The commentators offer up three main positions:
- That it forms from ἐπί + οὐσία, very woodenly ‘upon’ + ‘substance’. That’s where Latin versions ended up with supersubstantialem which is at least equally, if not more, opaque, and very liable to heading down a transubstantion line of thinking. But more concretely it would/could still mean “for [our] subsistence”
- That it comes from ἐπί + οὖσα (εἶναι “to be”), with ‘day’ understood. That it, it’s bread “for the day that is”, from which we get the regular translation “today’s bread”.
- That it comes from ἐπί + οὖσα but from “to go” (ἰέναι) rather than “to be”, again with ‘day’ understood. So then it’s ‘the day that is coming’.

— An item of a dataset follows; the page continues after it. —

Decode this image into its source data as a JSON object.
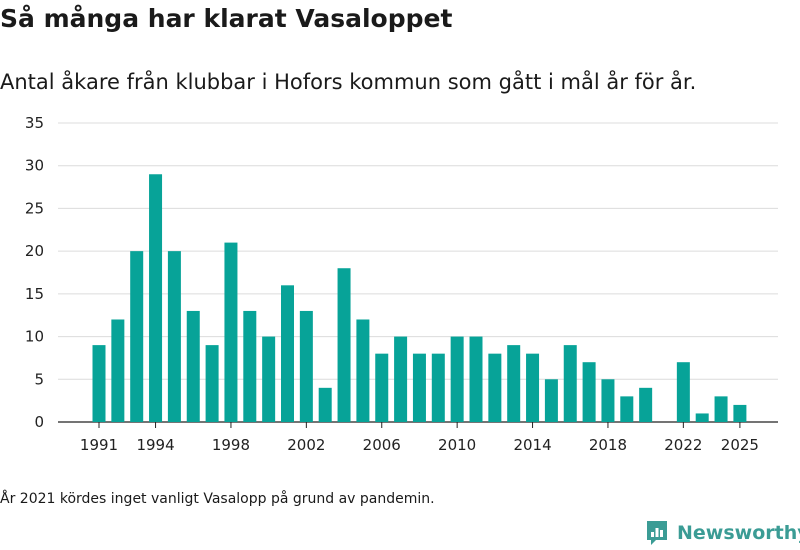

That third usage is found with the participle ἐπιούση which is found in Acts 7.26, 16.11, 20.15, and 21.18, in all four instances referring to the oncoming day (with the word ‘day’ omitted in three of these four instances). It’s very difficult though to decide on strict language grounds which of these explanations is the best for the situation, although on semantic grounds they tend to converge in meaning and seem to be borne out by, e.g. Syriac and Latin (just not Jerome) translations.
Whether ἐπιούση would refer to tomorrow or today of course depends on when you say it – in the evening or night, or even morning, it likely refers to the coming day; in the daytime itself, to the following day. In either case though we are talking about a socio-historical setting in which material needs and the provision of food generally took place on a day-to-day basis, so that getting the oncoming day’s food is a pressing concern. Hence my suggestion for a slightly different translation, “bread for the oncoming day”, which sidesteps whether it’s today or tomorrow, but keeps the sense of immediate need for bread each day, day by day.
Thank you for the overview of possibilities and your thoughts on the semantics. “For the oncoming day…” I like that.